Ehemalige Lehrlinge der AEG trafen sich nach 50 Jahren auf der Niester Königsalm

Erinnerungen an Streiche

Erinnert sich an viele Streiche: Ralf Kembüchler. Fotos: T. Hartung

nieste. „Er ist der einzige unserer früheren Ausbilder, der noch lebt“, sagt Walter Abel und freut sich besonders, dass Erich Haldorn auf die Königsalm nach Nieste gekommen war. Dort trafen sich die ehemaligen Lehrlinge, die am 1. April 1964 eine Ausbildung bei der AEG begonnen haben.
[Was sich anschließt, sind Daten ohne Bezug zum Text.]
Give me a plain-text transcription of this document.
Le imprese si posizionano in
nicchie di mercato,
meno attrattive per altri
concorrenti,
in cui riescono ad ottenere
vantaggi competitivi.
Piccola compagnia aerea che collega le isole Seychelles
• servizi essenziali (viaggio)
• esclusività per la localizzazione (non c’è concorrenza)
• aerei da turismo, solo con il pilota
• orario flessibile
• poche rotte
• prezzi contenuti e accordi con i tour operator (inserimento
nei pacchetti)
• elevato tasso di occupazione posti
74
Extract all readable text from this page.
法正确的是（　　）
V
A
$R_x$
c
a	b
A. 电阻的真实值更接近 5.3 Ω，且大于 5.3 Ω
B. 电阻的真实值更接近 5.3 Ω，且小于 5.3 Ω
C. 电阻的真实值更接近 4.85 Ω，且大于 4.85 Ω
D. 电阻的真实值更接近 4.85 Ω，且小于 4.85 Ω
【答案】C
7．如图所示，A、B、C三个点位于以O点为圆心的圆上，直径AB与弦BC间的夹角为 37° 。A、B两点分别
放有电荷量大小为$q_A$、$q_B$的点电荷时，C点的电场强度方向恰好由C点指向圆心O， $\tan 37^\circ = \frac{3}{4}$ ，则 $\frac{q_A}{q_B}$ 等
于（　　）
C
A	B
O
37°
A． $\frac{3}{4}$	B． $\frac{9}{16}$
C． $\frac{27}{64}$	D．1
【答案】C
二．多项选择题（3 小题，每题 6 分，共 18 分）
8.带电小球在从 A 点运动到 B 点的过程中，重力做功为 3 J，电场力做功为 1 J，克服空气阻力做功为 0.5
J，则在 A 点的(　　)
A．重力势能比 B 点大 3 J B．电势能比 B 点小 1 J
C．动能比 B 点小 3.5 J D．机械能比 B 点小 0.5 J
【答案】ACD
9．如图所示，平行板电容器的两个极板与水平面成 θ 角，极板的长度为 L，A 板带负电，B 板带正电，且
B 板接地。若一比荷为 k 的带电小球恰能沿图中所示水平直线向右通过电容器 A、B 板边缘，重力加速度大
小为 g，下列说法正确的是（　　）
Die damals 32 Jugendlichen lernten Maschinenschlosser, Dreher, Fräser, Technischer Zeichner, Chemielaborant und Industriekaufmann. Für die 22 Männer, die zum Treffen gekommen waren, war es ein Nachmittag voller Erinnerungen.

Lebensgeschichten wurden ausgetauscht und das Gedächtnis mit alten Geschichten aufgefrischt. Ralf Kembüchler hat nur positive Erinnerungen an seine Lehrzeit. Es seien keine Herrenjahre gewesen, aber er habe viel fürs Leben gelernt, betonte der 64-Jährige, der eine Lehre zum Universalfräser gemacht hat.

Test der besonderen Art

Noch heute schmunzeln die Männer über die Streiche von Wilfried Vaupel. Lachend berichtete der Sandershäuser von einem Test der besonderen Art: Als Lehrling zum Dreher wollte er unter Beweis stellen, wie gut die Spitze seiner Schmiedearbeit gelungen ist. „Mit Wucht rammte ich das Werk in die Wand. Schnell stellte ich fest, dass ich sie durchstoßen hatte und auf der anderen Seite wieder herauskam“, erzählte er. Erich Haldorn ist der einzige Ausbilder der Truppe, der heute noch lebt. Der 87-Jährige, der 30 Jahre als Ausbilder tätig war, ließ es sich nicht nehmen, ein wenig aus dem Nähkästchen zu plaudern: „Damals hatten die Lehrlinge noch viel mehr Respekt vor ihrem Meister als heute“, bemerkte er. Die Zeiten seien nicht zu vergleichen.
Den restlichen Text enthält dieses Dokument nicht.